Wo wären wir denn jetzt, wenn es keine Sozialromantiker:Innen gegeben hätte? Wir würden mit Sicherheit immer noch zehn bis zwölf Stunden an sechs bis sieben Tagen die Woche arbeiten müssen, mit der Großfamilie in winzigen, finsteren, stickigen, verrussten Löchern hausen und hätten keinerlei soziale Absicherung. Jede/r von uns würde nur ein einziges „gutes“ Kleidungsstück und lediglich ein paar Schuhe besitzen. Würden wir das Wort „Urlaub“ hören, würden wir verständnislos den Kopf schütteln – was ist das denn bitte? Bildungsinstitute wie Gymnasien und Universitäten würden den Kindern der Adeligen und Gutbetuchten vorbeihalten sein – oh, wait!, da sind wir schon wieder auf dem besten Wege hin!…
Deine Unzumutbar/Zumutbar-Fragen kommen mir allesamt sehr bekannt vor. Ich stelle sie mir oft des nachts vor dem Einschlafen, und dann ist eine ganze Weile an Schlaf nicht mehr zu denken…
LikeGefällt 1 Person
Dann ist es ja gut, dass ichmir die Fragen heute früh gestellt habe😉
LikeLike
Sozialromantik ist für mich schon eher ein Schimpfwort, weil sich hier zwei Begrifflichkeiten gegeneinander ausschliessen.

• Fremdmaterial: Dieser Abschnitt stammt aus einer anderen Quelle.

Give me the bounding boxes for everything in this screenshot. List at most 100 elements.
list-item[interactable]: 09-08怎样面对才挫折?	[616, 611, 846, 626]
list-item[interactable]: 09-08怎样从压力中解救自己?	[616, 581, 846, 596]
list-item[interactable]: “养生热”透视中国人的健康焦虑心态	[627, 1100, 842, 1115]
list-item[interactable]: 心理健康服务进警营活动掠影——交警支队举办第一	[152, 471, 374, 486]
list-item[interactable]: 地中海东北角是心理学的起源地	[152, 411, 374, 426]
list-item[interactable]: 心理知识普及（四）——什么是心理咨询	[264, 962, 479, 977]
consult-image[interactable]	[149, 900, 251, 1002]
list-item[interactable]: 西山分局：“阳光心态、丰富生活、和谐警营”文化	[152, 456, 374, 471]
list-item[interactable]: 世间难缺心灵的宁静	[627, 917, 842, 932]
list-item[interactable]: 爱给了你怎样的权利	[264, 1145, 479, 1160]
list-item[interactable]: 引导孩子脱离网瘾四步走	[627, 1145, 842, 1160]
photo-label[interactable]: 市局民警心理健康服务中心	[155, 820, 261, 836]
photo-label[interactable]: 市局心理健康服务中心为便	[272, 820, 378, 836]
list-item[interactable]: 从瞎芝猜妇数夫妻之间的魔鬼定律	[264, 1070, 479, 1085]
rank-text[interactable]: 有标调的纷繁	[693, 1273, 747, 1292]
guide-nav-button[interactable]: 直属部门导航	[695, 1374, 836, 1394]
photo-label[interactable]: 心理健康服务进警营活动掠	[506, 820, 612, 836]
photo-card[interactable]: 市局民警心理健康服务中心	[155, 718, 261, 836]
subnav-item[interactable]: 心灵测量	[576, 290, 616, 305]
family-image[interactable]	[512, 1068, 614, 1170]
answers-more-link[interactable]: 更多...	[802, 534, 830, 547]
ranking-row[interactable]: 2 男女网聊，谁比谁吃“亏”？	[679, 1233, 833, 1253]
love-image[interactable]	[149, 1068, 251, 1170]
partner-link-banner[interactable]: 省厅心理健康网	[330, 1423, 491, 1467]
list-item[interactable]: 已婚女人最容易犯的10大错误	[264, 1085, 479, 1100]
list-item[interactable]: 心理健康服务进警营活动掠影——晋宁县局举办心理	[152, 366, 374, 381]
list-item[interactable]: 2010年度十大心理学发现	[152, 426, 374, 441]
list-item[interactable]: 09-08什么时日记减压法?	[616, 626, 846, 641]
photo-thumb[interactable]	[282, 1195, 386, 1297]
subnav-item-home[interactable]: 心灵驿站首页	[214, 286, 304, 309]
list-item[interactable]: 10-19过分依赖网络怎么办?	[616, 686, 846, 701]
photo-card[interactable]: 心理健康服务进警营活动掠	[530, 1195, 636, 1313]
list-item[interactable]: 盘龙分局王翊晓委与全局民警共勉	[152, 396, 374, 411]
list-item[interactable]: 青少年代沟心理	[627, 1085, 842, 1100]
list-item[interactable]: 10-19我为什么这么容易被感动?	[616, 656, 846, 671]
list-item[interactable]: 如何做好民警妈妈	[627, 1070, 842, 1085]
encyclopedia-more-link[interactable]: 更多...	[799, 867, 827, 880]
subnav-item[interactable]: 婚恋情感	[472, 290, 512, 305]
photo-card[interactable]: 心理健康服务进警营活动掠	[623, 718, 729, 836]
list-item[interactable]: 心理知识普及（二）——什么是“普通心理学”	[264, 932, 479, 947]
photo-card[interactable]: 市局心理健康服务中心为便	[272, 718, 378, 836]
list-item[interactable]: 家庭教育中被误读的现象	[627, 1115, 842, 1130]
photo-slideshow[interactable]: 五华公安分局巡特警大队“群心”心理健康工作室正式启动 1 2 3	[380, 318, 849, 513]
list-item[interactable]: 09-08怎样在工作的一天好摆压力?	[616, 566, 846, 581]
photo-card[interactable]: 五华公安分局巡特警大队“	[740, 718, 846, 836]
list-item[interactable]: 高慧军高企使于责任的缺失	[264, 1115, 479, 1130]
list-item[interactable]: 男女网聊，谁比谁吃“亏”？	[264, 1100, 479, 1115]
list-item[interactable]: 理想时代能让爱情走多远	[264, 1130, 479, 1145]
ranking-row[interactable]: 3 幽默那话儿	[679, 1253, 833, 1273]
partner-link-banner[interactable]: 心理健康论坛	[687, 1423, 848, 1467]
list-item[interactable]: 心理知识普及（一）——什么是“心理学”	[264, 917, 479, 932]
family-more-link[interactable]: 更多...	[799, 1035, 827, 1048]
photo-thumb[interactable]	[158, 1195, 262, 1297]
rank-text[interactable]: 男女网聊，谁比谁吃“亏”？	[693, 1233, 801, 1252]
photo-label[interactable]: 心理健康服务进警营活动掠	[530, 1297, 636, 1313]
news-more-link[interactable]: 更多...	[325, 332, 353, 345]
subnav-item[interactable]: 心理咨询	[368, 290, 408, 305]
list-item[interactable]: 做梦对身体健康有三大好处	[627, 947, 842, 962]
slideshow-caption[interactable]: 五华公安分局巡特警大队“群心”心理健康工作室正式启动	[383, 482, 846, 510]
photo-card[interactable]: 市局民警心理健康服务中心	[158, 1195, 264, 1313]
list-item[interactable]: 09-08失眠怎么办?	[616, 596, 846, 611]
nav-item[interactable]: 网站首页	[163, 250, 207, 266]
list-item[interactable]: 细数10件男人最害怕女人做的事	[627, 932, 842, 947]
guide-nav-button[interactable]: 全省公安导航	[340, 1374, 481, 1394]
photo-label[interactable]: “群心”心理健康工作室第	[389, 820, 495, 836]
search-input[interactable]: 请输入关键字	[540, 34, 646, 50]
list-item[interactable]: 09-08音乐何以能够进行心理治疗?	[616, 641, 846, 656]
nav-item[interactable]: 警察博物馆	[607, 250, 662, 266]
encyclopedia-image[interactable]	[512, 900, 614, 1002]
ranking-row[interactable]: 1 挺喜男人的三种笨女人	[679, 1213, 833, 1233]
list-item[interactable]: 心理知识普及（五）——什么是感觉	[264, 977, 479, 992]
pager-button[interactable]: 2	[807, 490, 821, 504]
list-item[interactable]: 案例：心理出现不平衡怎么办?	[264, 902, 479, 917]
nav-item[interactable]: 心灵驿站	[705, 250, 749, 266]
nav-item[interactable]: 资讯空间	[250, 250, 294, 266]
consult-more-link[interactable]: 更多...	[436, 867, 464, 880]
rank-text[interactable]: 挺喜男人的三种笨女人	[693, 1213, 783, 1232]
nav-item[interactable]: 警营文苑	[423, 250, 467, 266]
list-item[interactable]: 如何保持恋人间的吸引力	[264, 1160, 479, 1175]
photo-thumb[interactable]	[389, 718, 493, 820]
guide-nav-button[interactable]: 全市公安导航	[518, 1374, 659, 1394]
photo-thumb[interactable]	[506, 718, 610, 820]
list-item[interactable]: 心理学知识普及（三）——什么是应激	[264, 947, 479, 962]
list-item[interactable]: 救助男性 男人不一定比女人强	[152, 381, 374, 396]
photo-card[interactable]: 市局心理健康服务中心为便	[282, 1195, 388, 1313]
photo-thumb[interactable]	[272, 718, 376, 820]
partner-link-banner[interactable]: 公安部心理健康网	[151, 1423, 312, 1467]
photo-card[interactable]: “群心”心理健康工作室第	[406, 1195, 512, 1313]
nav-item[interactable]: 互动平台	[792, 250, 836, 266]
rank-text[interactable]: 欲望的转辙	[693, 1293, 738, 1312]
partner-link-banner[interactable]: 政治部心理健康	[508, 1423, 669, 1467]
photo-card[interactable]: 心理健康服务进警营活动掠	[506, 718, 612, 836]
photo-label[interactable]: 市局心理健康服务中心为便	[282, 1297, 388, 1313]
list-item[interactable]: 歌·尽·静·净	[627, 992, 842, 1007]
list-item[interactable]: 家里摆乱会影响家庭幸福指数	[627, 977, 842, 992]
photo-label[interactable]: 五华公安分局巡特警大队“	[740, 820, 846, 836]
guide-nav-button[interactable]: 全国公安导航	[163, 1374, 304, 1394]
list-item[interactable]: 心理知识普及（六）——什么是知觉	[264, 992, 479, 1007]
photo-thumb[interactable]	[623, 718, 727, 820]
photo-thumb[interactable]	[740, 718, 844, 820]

Obgleich beide zur Herzenssache werden können. Für mich bist du ein Mensch, der sich eine Menge Gedanken macht und Fragen stellt. In ähnlicher Weise geht es mir ebenso, wohlwissend, mit meinem Verhalten zu der allgemeinen Misere beizutragen.
Wobei sich ein paar Sachen schlicht aussschliessen. Wer arbeitet, muss mobil sein. Wer greise Eltern hat, ebenso, sofern sie nicht „um die Ecke“ wohnen. Wer alt wird, hat weniger Kräfte und ist eher mal auf ein Auto angewiesen. Wer in einem denkmalgeschützten Altbau zur Miete wohnt, weil er sich nichts anderes leisten kann, muss noch viele Jahre mit fossiler Energie leben. Wer in einem engen Altbauviertel aus den vorletzten Jahrhundert wohnt, ist froh, überhaupt einen Parkplatz zu bekommen. Von E-Ladestationen weit und breit keine Spur. Niemals werde ich mir unter diesen meinen Lebensumständen ein Elektroauto kaufen, auch mit Blick auf Reichweite und Ansschaffungskosten nicht.
Wer all dies ausblendet und heitere Dogmen predigt, um des Abends seine 40000+x-E-Karre an die Wallbox seines Carports zu hängen, sollte sich nicht wundern, in Kürze in keiner Regierung mehr vertreten zu sein. Veränderung braucht Zeit, wer mit der Brechstange Dogmen umsetzen möchte, riskiert auf Dauer Radikalisierung.
Was mich nicht davon abhält, bescheiden zu leben und auf das zu acheten, was ich verbrauche. Für mich ist es eine Art Gnade, in diesem Teil der Welt hineingeboren zu sein, mit Blick auf andere Erdteile.
Liebe Grüße, Reiner
LikeGefällt 1 Person
Lieber Reiner, vielen Dank für deine ausführliche Antwort. Die Widersprüche des Lebens und seiner Auswirkungen werden wir niemals ganz ausräumen können, egal wie sehr wir uns bemühen. Allein durch unsere Anwesenheit auf dem Planeten haben wir Auswirkungen, nicht alle positiv, aber auch nicht alle negativ.
Wichtig ist es, wie du auch schriebst, das Bewusstsein und die Auseinandersetzung. Die kann nicht für jeden Menschen zum selben Ergebnis führen.
Wir leben so, wie es uns gut und richtig erscheint, und bemühen uns, damit ein hoffentlich gutes Vorbild zu liefern.
Und mit der Gnade der Geburt in unserem Teil der Erde hast du vollkommen recht.